Oven Roasted Cherry Tomatoes with Basil and Whitefish

Total Time: 30 min Prep: 5 min Cook: 25 min   Yield: 4 servings

Ingredients

  • 2 pints cherry tomatoes
  • 1/2 dozen baby peppers in a variety of colours tops only removed – (Costco sells these by the bag here).
  • 1 tablespoon extra-virgin olive oil
  • 12 to 15 garlic cloves, peeled
  • Coarse salt
  • Cracked black pepper
  • 1/2 cup loosely packed basil leaves, torn into halves and thirds 1 to 1 1/4 pounds white fleshed fish  [see note above]

Directions

Preheat oven to 425 degrees F.

In a 9 by 13-inch baking pan, combine tomatoes, peppers, oil, garlic, salt, pepper and 1/2 the basil. Roast for 15 minutes. Remove from oven, gently stir. Nestle fish in pan with tomatoes and peppers, place back in oven and continue roasting 7 to 10 minutes more or until fish is no longer translucent and tomatoes are just beginning to burst. Remove from oven. Divide fish among serving plates. Add remaining basil to tomatoes. Taste and adjust seasonings. Spoon over fish in equal portions.

 

 

 

Cherry Tomato Salad (Found on Annie’s Eats)
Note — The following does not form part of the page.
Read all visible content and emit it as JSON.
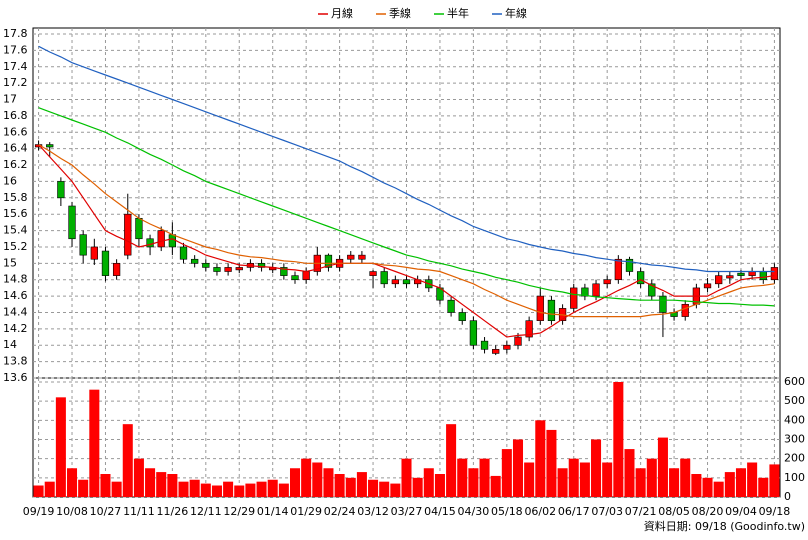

What happens when you buy too many cherry tomatoes at Costco? You get desperate to use them up…LOL. This salad was great!

Cherry Tomato Salad http://www.annies-eats.com/

2 pints ripe cherry tomatoes, quartered (about 4 cups)

1/4 teaspoon salt

1/2 teaspoon sugar

2 cloves of garlic minced

1/2 teaspoon dried oregano

1 medium shallot minced

1 tablespoon red wine vinegar

2 tablespoons extra virgin olive oil

ground black pepper

1 small cucumber, peeled, seeded and diced into 1/2 inch chunks

4 ounces crumbled goat cheese (about 1 cup)

1-2 tablespoons parsley minced

Combine the tomatoes, salt and sugar in a medium bowl and toss. Let stand for 30 minutes. Transfer the mixture to a salad spinner and spin until the seeds and excess liquid have been removed (about one minute). SAVE 1/2 cup juice.

Return the tomatoes to the original bowl.

Combine 1/2 cup of the liquid with garlic, oregano, shallot and vinegar in a small saucepan and set over medium heat. Simmer until mixture is reduced about 6 to 8 minutes. Remove from heat and let cool to room temperature. Whisk in the oil and season with pepper to taste.

Add the cucumber, goat cheese and parsley to the bowl of tomatoes. Toss with the dressing and serve.